It was a typical Thursday night. My wife and I were sitting on our sofa, watching television. I was about to get up and grab myself a snack, but I was lingering because I wanted to see what an eighteenth-century English made chair would go for at auction. An old gentleman had brought one in to “Antique Roadshow” in order to be evaluated. The announcer/antique expert said if the chair had come from New England and not England it would have been worth much more, but as it stands the chair was only worth $5000. The same model of chair made in New England goes for around $100,000. So, by comparison the old man’s chair was relatively worthless. I got up, went to the fridge, and grabbed a fat free yogurt.
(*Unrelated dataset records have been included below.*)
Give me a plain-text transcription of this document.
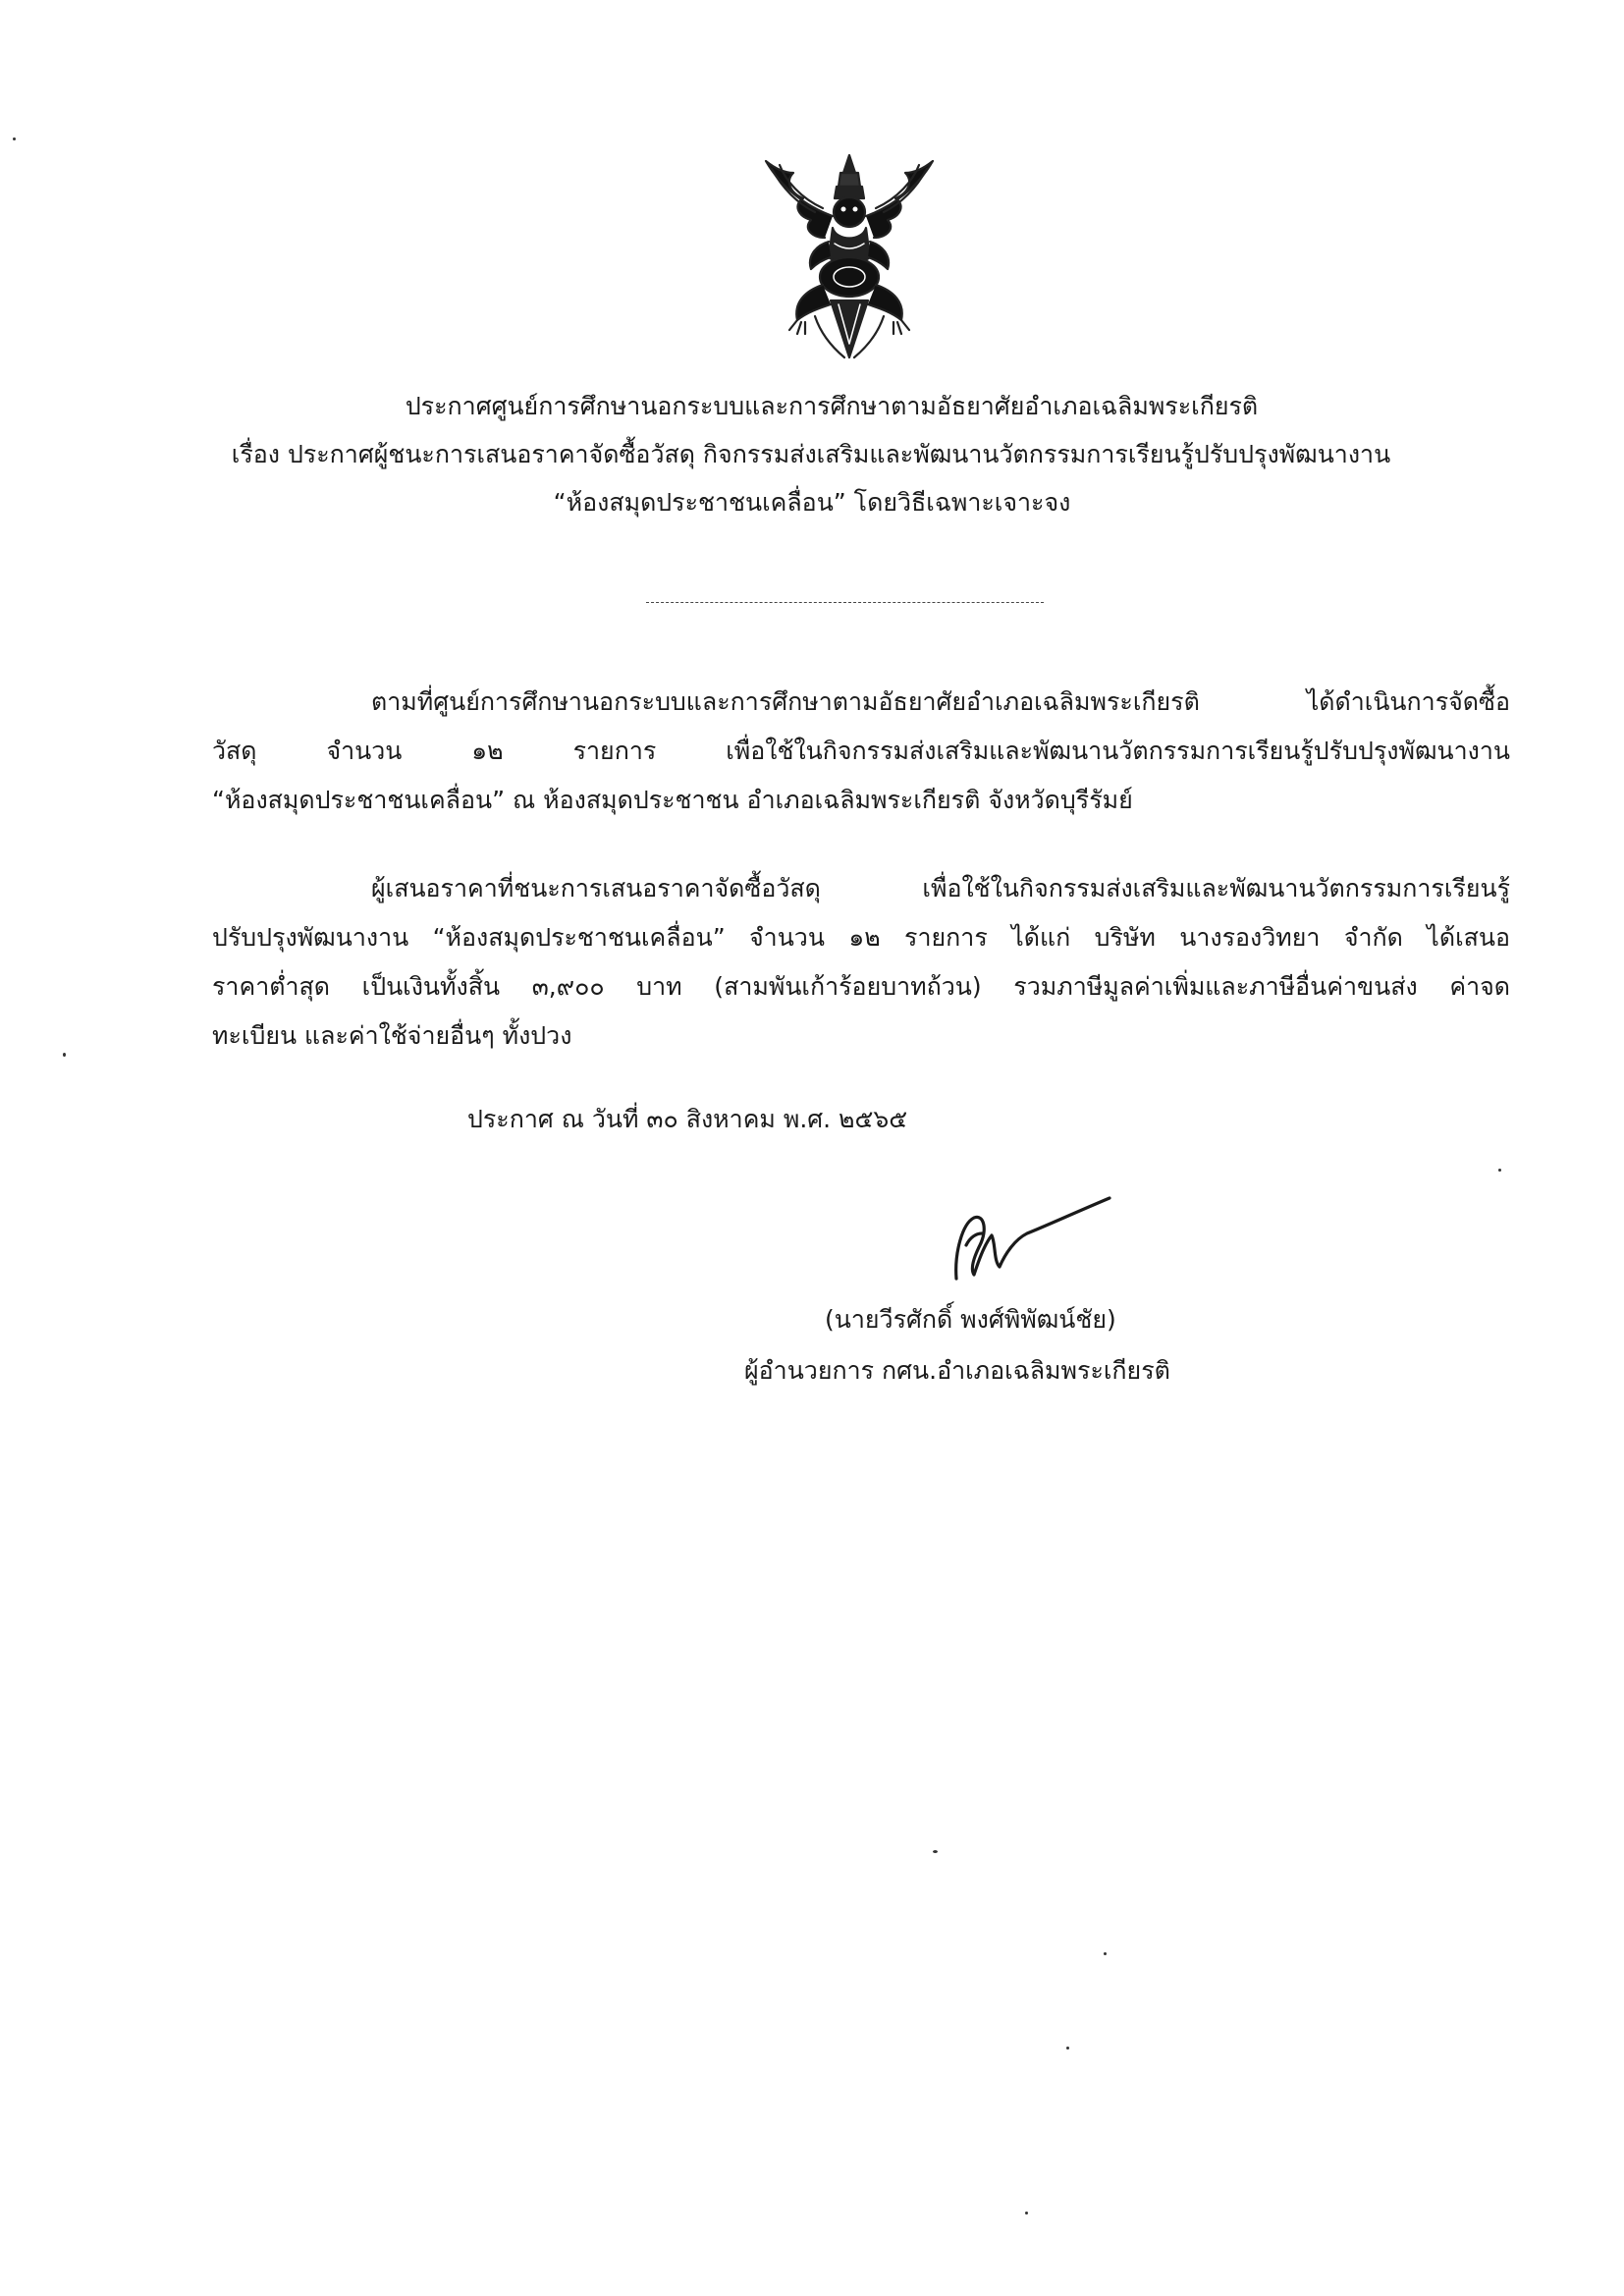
ประกาศศูนย์การศึกษานอกระบบและการศึกษาตามอัธยาศัยอำเภอเฉลิมพระเกียรติ
เรื่อง ประกาศผู้ชนะการเสนอราคาจัดซื้อวัสดุ กิจกรรมส่งเสริมและพัฒนานวัตกรรมการเรียนรู้ปรับปรุงพัฒนางาน
“ห้องสมุดประชาชนเคลื่อน” โดยวิธีเฉพาะเจาะจง
ตามที่ศูนย์การศึกษานอกระบบและการศึกษาตามอัธยาศัยอำเภอเฉลิมพระเกียรติ ได้ดำเนินการจัดซื้อ
วัสดุ จำนวน ๑๒ รายการ เพื่อใช้ในกิจกรรมส่งเสริมและพัฒนานวัตกรรมการเรียนรู้ปรับปรุงพัฒนางาน
“ห้องสมุดประชาชนเคลื่อน” ณ ห้องสมุดประชาชน อำเภอเฉลิมพระเกียรติ จังหวัดบุรีรัมย์
ผู้เสนอราคาที่ชนะการเสนอราคาจัดซื้อวัสดุ เพื่อใช้ในกิจกรรมส่งเสริมและพัฒนานวัตกรรมการเรียนรู้
ปรับปรุงพัฒนางาน “ห้องสมุดประชาชนเคลื่อน” จำนวน ๑๒ รายการ ได้แก่ บริษัท นางรองวิทยา จำกัด ได้เสนอ
ราคาต่ำสุด เป็นเงินทั้งสิ้น ๓,๙๐๐ บาท (สามพันเก้าร้อยบาทถ้วน) รวมภาษีมูลค่าเพิ่มและภาษีอื่นค่าขนส่ง ค่าจด
ทะเบียน และค่าใช้จ่ายอื่นๆ ทั้งปวง
ประกาศ ณ วันที่ ๓๐ สิงหาคม พ.ศ. ๒๕๖๕
(นายวีรศักดิ์ พงศ์พิพัฒน์ชัย)
ผู้อำนวยการ กศน.อำเภอเฉลิมพระเกียรติ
I was sitting in the lobby of the student center at my college. Resting, wasting time, idly studying in between classes; grabbing something overpriced and packed with preservatives to fill my stomach. A few of my classmates were around, and as normally happens, our conversation was interrupted by the ringing of someone’s cell phone. Beethoven’s Fur Elise met my ears. I had never learned to play Fur Elise, except for the first few pitiful bars. I had not even learned to play the lefthand accompaniment, just the hummable melody in the right. And now I had to sit and listen to it being played on a cell phone in the form of a midi file. They did not even have the courtesy to let it play all the way through before answering their call. They would be gone for a few minutes and would be out of the loop by the time they got back. I still had not bought a cell phone.
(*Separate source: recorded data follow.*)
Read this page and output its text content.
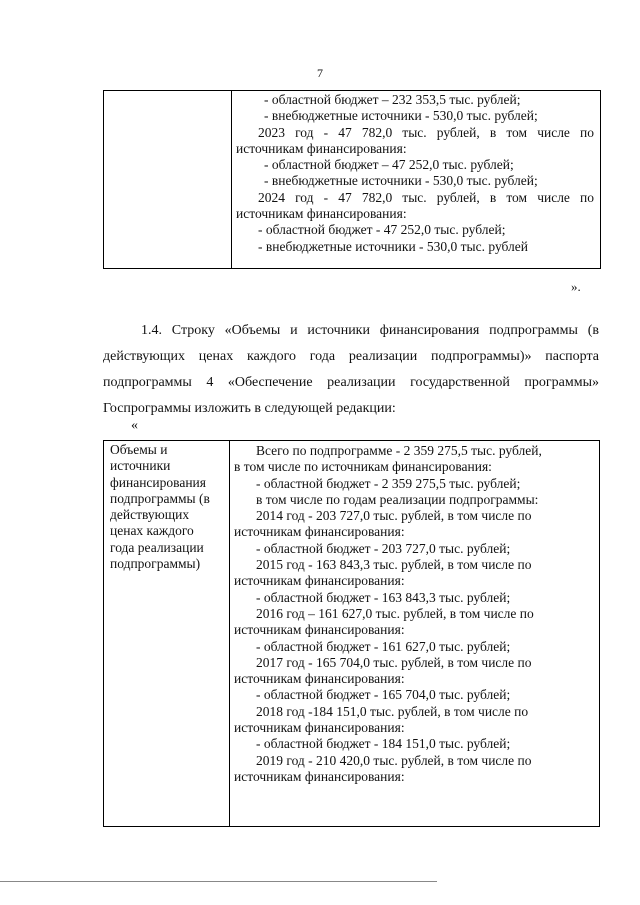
7
- областной бюджет – 232 353,5 тыс. рублей;
- внебюджетные источники - 530,0 тыс. рублей;
2023 год - 47 782,0 тыс. рублей, в том числе по
источникам финансирования:
- областной бюджет – 47 252,0 тыс. рублей;
- внебюджетные источники - 530,0 тыс. рублей;
2024 год - 47 782,0 тыс. рублей, в том числе по
источникам финансирования:
- областной бюджет - 47 252,0 тыс. рублей;
- внебюджетные источники - 530,0 тыс. рублей
».
1.4. Строку «Объемы и источники финансирования подпрограммы (в
действующих ценах каждого года реализации подпрограммы)» паспорта
подпрограммы 4 «Обеспечение реализации государственной программы»
Госпрограммы изложить в следующей редакции:
«
Объемы и
источники
финансирования
подпрограммы (в
действующих
ценах каждого
года реализации
подпрограммы)
Всего по подпрограмме - 2 359 275,5 тыс. рублей,
в том числе по источникам финансирования:
- областной бюджет - 2 359 275,5 тыс. рублей;
в том числе по годам реализации подпрограммы:
2014 год - 203 727,0 тыс. рублей, в том числе по
источникам финансирования:
- областной бюджет - 203 727,0 тыс. рублей;
2015 год - 163 843,3 тыс. рублей, в том числе по
источникам финансирования:
- областной бюджет - 163 843,3 тыс. рублей;
2016 год – 161 627,0 тыс. рублей, в том числе по
источникам финансирования:
- областной бюджет - 161 627,0 тыс. рублей;
2017 год - 165 704,0 тыс. рублей, в том числе по
источникам финансирования:
- областной бюджет - 165 704,0 тыс. рублей;
2018 год -184 151,0 тыс. рублей, в том числе по
источникам финансирования:
- областной бюджет - 184 151,0 тыс. рублей;
2019 год - 210 420,0 тыс. рублей, в том числе по
источникам финансирования:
I was onstage; electric guitar strapped around my shoulders. Cables were everywhere. I had cables in my ears with tiny speakers on the ends of them so I could hear what I was playing and singing. There was a cable coming out of my guitar that was attached to a floor pedal that had two cables coming out of it: one for power and one that was attached to a much longer cable that went all the way to the back of the room where the soundman dwelled with all his buttons and knobs. I was singing into a microphone that also had a cable attached to it whose destination was the same as my guitar. Everyone else on stage had about as many cables attached to them as I did. To my left and my right on the wall behind me two giant video screens were projecting a slow moving digital image of a pastoral countryside. If you paid close enough attention you could see the grass bending slightly with the wind. On top of the image were words—poetry in fact—that matched the song I was singing and were constantly being updated as I sang, all with the help of more wires, assisted by a man pushing buttons on a computer, who sat next to the soundman. I was looking out onto a church congregation, but I could not see them very well; the lights had been dimmed and the stage lights were so bright. Naturally, sweat was pouring down my face.
They called this "praise and worship".